Пружина древнего дивана впивается в бок, но сил сменить позу нет. Сакраментальный вопрос «где я?» задать себе не успеваю — входит Виталя. Судя по обшарпанной обстановке, это его квартира… он упоминал, что унаследовал ее от бабки.
— А, проспался! — Виталя жизнерадостно лыбится. — А я, карочи, с утреца зашел к тебе в кабинет, а ты бухой в дрова, ваще лыка не вяжешь.
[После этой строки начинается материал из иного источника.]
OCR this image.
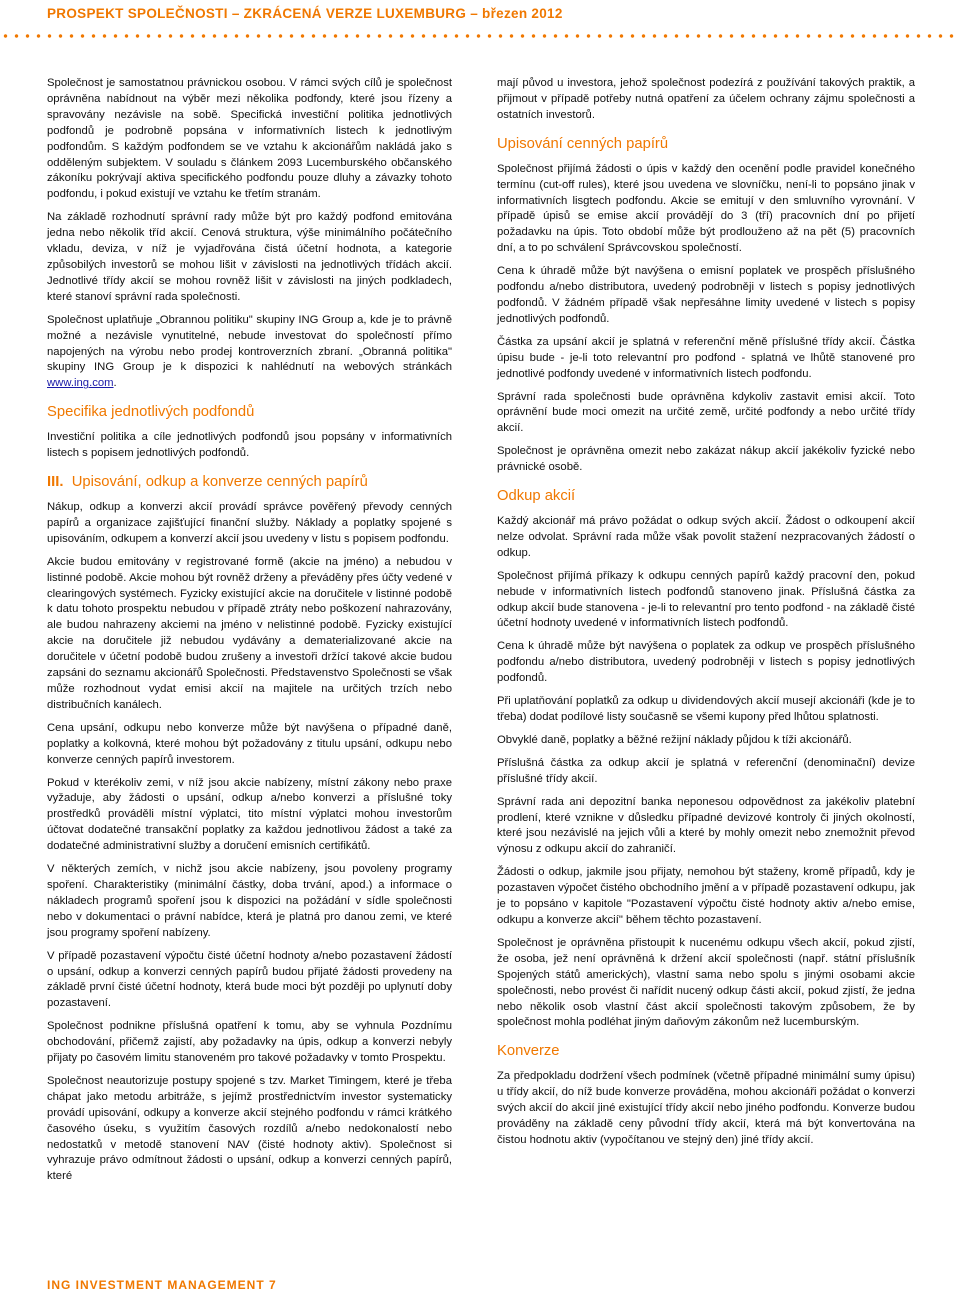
PROSPEKT SPOLEČNOSTI – ZKRÁCENÁ VERZE LUXEMBURG – březen 2012

Společnost je samostatnou právnickou osobou. V rámci svých cílů je společnost oprávněna nabídnout na výběr mezi několika podfondy, které jsou řízeny a spravovány nezávisle na sobě. Specifická investiční politika jednotlivých podfondů je podrobně popsána v informativních listech k jednotlivým podfondům. S každým podfondem se ve vztahu k akcionářům nakládá jako s odděleným subjektem. V souladu s článkem 2093 Lucemburského občanského zákoníku pokrývají aktiva specifického podfondu pouze dluhy a závazky tohoto podfondu, i pokud existují ve vztahu ke třetím stranám.

Na základě rozhodnutí správní rady může být pro každý podfond emitována jedna nebo několik tříd akcií. Cenová struktura, výše minimálního počátečního vkladu, deviza, v níž je vyjadřována čistá účetní hodnota, a kategorie způsobilých investorů se mohou lišit v závislosti na jednotlivých třídách akcií. Jednotlivé třídy akcií se mohou rovněž lišit v závislosti na jiných podkladech, které stanoví správní rada společnosti.

Společnost uplatňuje „Obrannou politiku" skupiny ING Group a, kde je to právně možné a nezávisle vynutitelné, nebude investovat do společností přímo napojených na výrobu nebo prodej kontroverzních zbraní. „Obranná politika" skupiny ING Group je k dispozici k nahlédnutí na webových stránkách www.ing.com.

Specifika jednotlivých podfondů

Investiční politika a cíle jednotlivých podfondů jsou popsány v informativních listech s popisem jednotlivých podfondů.

III. Upisování, odkup a konverze cenných papírů

Nákup, odkup a konverzi akcií provádí správce pověřený převody cenných papírů a organizace zajišťující finanční služby. Náklady a poplatky spojené s upisováním, odkupem a konverzí akcií jsou uvedeny v listu s popisem podfondu.

Akcie budou emitovány v registrované formě (akcie na jméno) a nebudou v listinné podobě. Akcie mohou být rovněž drženy a převáděny přes účty vedené v clearingových systémech. Fyzicky existující akcie na doručitele v listinné podobě k datu tohoto prospektu nebudou v případě ztráty nebo poškození nahrazovány, ale budou nahrazeny akciemi na jméno v nelistinné podobě. Fyzicky existující akcie na doručitele již nebudou vydávány a dematerializované akcie na doručitele v účetní podobě budou zrušeny a investoři držící takové akcie budou zapsáni do seznamu akcionářů Společnosti. Představenstvo Společnosti se však může rozhodnout vydat emisi akcií na majitele na určitých trzích nebo distribučních kanálech.

Cena upsání, odkupu nebo konverze může být navýšena o případné daně, poplatky a kolkovná, které mohou být požadovány z titulu upsání, odkupu nebo konverze cenných papírů investorem.

Pokud v kterékoliv zemi, v níž jsou akcie nabízeny, místní zákony nebo praxe vyžaduje, aby žádosti o upsání, odkup a/nebo konverzi a příslušné toky prostředků prováděli místní výplatci, tito místní výplatci mohou investorům účtovat dodatečné transakční poplatky za každou jednotlivou žádost a také za dodatečné administrativní služby a doručení emisních certifikátů.

V některých zemích, v nichž jsou akcie nabízeny, jsou povoleny programy spoření. Charakteristiky (minimální částky, doba trvání, apod.) a informace o nákladech programů spoření jsou k dispozici na požádání v sídle společnosti nebo v dokumentaci o právní nabídce, která je platná pro danou zemi, ve které jsou programy spoření nabízeny.

V případě pozastavení výpočtu čisté účetní hodnoty a/nebo pozastavení žádostí o upsání, odkup a konverzi cenných papírů budou přijaté žádosti provedeny na základě první čisté účetní hodnoty, která bude moci být později po uplynutí doby pozastavení.

Společnost podnikne příslušná opatření k tomu, aby se vyhnula Pozdnímu obchodování, přičemž zajistí, aby požadavky na úpis, odkup a konverzi nebyly přijaty po časovém limitu stanoveném pro takové požadavky v tomto Prospektu.

Společnost neautorizuje postupy spojené s tzv. Market Timingem, které je třeba chápat jako metodu arbitráže, s jejímž prostřednictvím investor systematicky provádí upisování, odkupy a konverze akcií stejného podfondu v rámci krátkého časového úseku, s využitím časových rozdílů a/nebo nedokonalostí nebo nedostatků v metodě stanovení NAV (čisté hodnoty aktiv). Společnost si vyhrazuje právo odmítnout žádosti o upsání, odkup a konverzi cenných papírů, které

mají původ u investora, jehož společnost podezírá z používání takových praktik, a přijmout v případě potřeby nutná opatření za účelem ochrany zájmu společnosti a ostatních investorů.

Upisování cenných papírů

Společnost přijímá žádosti o úpis v každý den ocenění podle pravidel konečného termínu (cut-off rules), které jsou uvedena ve slovníčku, není-li to popsáno jinak v informativních lisgtech podfondu. Akcie se emitují v den smluvního vyrovnání. V případě úpisů se emise akcií provádějí do 3 (tří) pracovních dní po přijetí požadavku na úpis. Toto období může být prodlouženo až na pět (5) pracovních dní, a to po schválení Správcovskou společností.

Cena k úhradě může být navýšena o emisní poplatek ve prospěch příslušného podfondu a/nebo distributora, uvedený podrobněji v listech s popisy jednotlivých podfondů. V žádném případě však nepřesáhne limity uvedené v listech s popisy jednotlivých podfondů.

Částka za upsání akcií je splatná v referenční měně příslušné třídy akcií. Částka úpisu bude - je-li toto relevantní pro podfond - splatná ve lhůtě stanovené pro jednotlivé podfondy uvedené v informativních listech podfondu.

Správní rada společnosti bude oprávněna kdykoliv zastavit emisi akcií. Toto oprávnění bude moci omezit na určité země, určité podfondy a nebo určité třídy akcií.

Společnost je oprávněna omezit nebo zakázat nákup akcií jakékoliv fyzické nebo právnické osobě.

Odkup akcií

Každý akcionář má právo požádat o odkup svých akcií. Žádost o odkoupení akcií nelze odvolat. Správní rada může však povolit stažení nezpracovaných žádostí o odkup.

Společnost přijímá příkazy k odkupu cenných papírů každý pracovní den, pokud nebude v informativních listech podfondů stanoveno jinak. Příslušná částka za odkup akcií bude stanovena - je-li to relevantní pro tento podfond - na základě čisté účetní hodnoty uvedené v informativních listech podfondů.

Cena k úhradě může být navýšena o poplatek za odkup ve prospěch příslušného podfondu a/nebo distributora, uvedený podrobněji v listech s popisy jednotlivých podfondů.

Při uplatňování poplatků za odkup u dividendových akcií musejí akcionáři (kde je to třeba) dodat podílové listy současně se všemi kupony před lhůtou splatnosti.

Obvyklé daně, poplatky a běžné režijní náklady půjdou k tíži akcionářů.

Příslušná částka za odkup akcií je splatná v referenční (denominační) devize příslušné třídy akcií.

Správní rada ani depozitní banka neponesou odpovědnost za jakékoliv platební prodlení, které vznikne v důsledku případné devizové kontroly či jiných okolností, které jsou nezávislé na jejich vůli a které by mohly omezit nebo znemožnit převod výnosu z odkupu akcií do zahraničí.

Žádosti o odkup, jakmile jsou přijaty, nemohou být staženy, kromě případů, kdy je pozastaven výpočet čistého obchodního jmění a v případě pozastavení odkupu, jak je to popsáno v kapitole "Pozastavení výpočtu čisté hodnoty aktiv a/nebo emise, odkupu a konverze akcií" během těchto pozastavení.

Společnost je oprávněna přistoupit k nucenému odkupu všech akcií, pokud zjistí, že osoba, jež není oprávněná k držení akcií společnosti (např. státní příslušník Spojených států amerických), vlastní sama nebo spolu s jinými osobami akcie společnosti, nebo provést či nařídit nucený odkup části akcií, pokud zjistí, že jedna nebo několik osob vlastní část akcií společnosti takovým způsobem, že by společnost mohla podléhat jiným daňovým zákonům než lucemburským.

Konverze

Za předpokladu dodržení všech podmínek (včetně případné minimální sumy úpisu) u třídy akcií, do níž bude konverze prováděna, mohou akcionáři požádat o konverzi svých akcií do akcií jiné existující třídy akcií nebo jiného podfondu. Konverze budou prováděny na základě ceny původní třídy akcií, která má být konvertována na čistou hodnotu aktiv (vypočítanou ve stejný den) jiné třídy akcií.

ING INVESTMENT MANAGEMENT 7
Вот я тебя и отвез к себе на хату, чтоб ты в себя пришел слеганца. Не ссы, никто тебя не видел таким красивым. Я такси к пожарному выходу вызвал. И прибрался чутка в кабинете, так что все без палева.
— С-спасибо… А попить чо есть?
— Ща все по науке организуем…
Виталя выходит и через минуту возвращается с двумя щербатыми кружками в руках. Чай. Жадно глотаю и тут же чуть не сплевываю:
— Сладкий, зараза!
— Да, так и надо. С бодуна самое то, уж поверь. А если блевать потянет, то это к лучшему. Больше выйдет — чище будешь.
Похоже, он прав. Что-то такое припоминается из студенческого опыта. Эх, тогда я был моложе, организм легче переносил такой экстремизм… А может, просто память милосердно залакировала подробности.
Хорошо хоть рана на бедре уже почти зажила. Едва дохожу до сортира, держась за стеночку, а на одной ноге и вовсе не допрыгал бы.
— Теперь — душ! — командует Виталик после четырех кружек приторного чая и двух подходов к белому другу. — Такой холодный, какой можешь вынести! Потом горячий, и так по кругу! Я тебе полотенце нашел, чистое… ну почти.
Витале явно нравится раздавать начальнику руководящие указания. Что ж, следует признать, в области борьбы с похмельем он куда компетентнее меня, эксперт прямо-таки. После душа и новой порции сладкого чая каждая попытка думать уже не вызывает скрежещущей боли, словно в мозгу проворачивается ржавый винт. Но одновременно нарастает неприятное такое ощущение… то ли стыд, то ли тревога. Похоже, я вчера что-то наворотил. Где-то облажался.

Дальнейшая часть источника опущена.